Groundwater contamination source identification (GCSI) is a prerequisite for contamination risk evaluation and efficient groundwater contamination remediation programs. The boundary condition generally is set as known variables in previous GCSI studies. However, in many practical cases, the boundary condition is complicated and cannot be estimated accurately in advance. Setting the boundary condition as known variables may seriously deviate from the actual situation and lead to distorted identification results. And the results of GCSI are affected by multiple factors, including contaminant source information, model parameters, boundary condition, etc. Therefore, if the boundary condition is not estimated accurately, other factors will also be estimated inaccurately. This study focuses on the unknown boundary condition and proposed to identify three types of unknown variables (contaminant source information, model parameters and boundary condition) innovatively.

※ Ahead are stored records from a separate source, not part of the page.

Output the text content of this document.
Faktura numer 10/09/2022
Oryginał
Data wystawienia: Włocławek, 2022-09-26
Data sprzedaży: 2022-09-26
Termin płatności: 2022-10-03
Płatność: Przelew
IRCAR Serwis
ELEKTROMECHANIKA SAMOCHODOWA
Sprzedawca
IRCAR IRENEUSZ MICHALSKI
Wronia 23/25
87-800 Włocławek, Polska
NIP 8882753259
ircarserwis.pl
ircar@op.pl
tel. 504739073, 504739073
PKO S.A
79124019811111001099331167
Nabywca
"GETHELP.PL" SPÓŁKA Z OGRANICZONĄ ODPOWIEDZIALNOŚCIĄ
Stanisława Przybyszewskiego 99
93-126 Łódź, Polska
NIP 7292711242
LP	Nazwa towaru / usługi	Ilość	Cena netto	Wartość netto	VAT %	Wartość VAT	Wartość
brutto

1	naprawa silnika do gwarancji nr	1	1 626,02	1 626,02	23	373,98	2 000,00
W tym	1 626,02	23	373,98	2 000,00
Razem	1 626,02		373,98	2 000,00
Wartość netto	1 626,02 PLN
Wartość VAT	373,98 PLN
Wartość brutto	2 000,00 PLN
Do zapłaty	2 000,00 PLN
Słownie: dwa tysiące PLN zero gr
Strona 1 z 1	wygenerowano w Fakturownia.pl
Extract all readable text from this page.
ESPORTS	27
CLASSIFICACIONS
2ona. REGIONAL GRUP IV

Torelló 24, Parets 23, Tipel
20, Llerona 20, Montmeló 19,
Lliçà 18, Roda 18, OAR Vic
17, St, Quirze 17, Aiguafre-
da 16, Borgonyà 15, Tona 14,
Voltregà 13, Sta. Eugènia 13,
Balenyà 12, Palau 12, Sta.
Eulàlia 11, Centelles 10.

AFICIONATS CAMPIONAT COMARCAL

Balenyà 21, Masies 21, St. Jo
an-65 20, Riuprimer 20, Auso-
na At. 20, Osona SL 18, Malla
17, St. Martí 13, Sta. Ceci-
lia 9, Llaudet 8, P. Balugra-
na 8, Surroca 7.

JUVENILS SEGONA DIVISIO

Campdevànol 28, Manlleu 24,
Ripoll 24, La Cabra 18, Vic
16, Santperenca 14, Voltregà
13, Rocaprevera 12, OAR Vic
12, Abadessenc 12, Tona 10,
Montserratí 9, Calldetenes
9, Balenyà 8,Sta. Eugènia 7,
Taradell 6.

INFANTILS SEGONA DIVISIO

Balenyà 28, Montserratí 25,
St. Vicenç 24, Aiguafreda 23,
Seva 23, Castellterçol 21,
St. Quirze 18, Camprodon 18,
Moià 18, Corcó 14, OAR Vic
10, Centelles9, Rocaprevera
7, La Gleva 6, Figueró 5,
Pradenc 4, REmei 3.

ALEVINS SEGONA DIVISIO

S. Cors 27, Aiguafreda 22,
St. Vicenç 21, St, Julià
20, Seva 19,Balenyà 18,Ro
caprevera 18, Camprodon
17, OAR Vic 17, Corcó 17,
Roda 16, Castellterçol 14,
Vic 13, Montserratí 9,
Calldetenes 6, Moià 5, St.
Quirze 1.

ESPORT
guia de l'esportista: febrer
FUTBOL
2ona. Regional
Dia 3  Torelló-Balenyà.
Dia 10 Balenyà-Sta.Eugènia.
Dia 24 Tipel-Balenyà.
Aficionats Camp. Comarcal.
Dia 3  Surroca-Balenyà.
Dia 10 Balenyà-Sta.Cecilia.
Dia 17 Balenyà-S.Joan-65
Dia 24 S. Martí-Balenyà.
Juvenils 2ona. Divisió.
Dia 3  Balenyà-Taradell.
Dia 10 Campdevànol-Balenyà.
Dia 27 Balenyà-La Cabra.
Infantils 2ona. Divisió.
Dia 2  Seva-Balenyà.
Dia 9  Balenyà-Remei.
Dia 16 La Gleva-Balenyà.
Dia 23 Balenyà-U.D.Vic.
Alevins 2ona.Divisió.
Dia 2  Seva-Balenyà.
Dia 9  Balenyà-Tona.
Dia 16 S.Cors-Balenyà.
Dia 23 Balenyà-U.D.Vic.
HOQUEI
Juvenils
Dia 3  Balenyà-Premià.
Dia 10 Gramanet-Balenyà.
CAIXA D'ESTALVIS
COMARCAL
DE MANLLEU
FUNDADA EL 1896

When simulation-optimization (S-O) method is applied to GCSI, the huge computational load is usually reduced by building surrogate models. However, when building surrogate models, the researchers need to select the models and optimize the hyperparameters to make the model powerful, which can be a lengthy process. The automated machine learning (AutoML) method was used to build surrogate model, which automates the model selection and hyperparameter optimization in machine learning engineering, largely reducing human operations and saving time. The accuracy of AutoML surrogate model is compared with the surrogate model used in eXtreme Gradient Boosting method (XGBoost), random forest method (RF), extra trees regressor method (ETR) and elasticnet method (EN) respectively, which are automatically selected in AutoML engineering. The results show that the surrogate model constructed by AutoML method has the best accuracy compared with the other four methods. This study provides reliable and strong support for GCSI.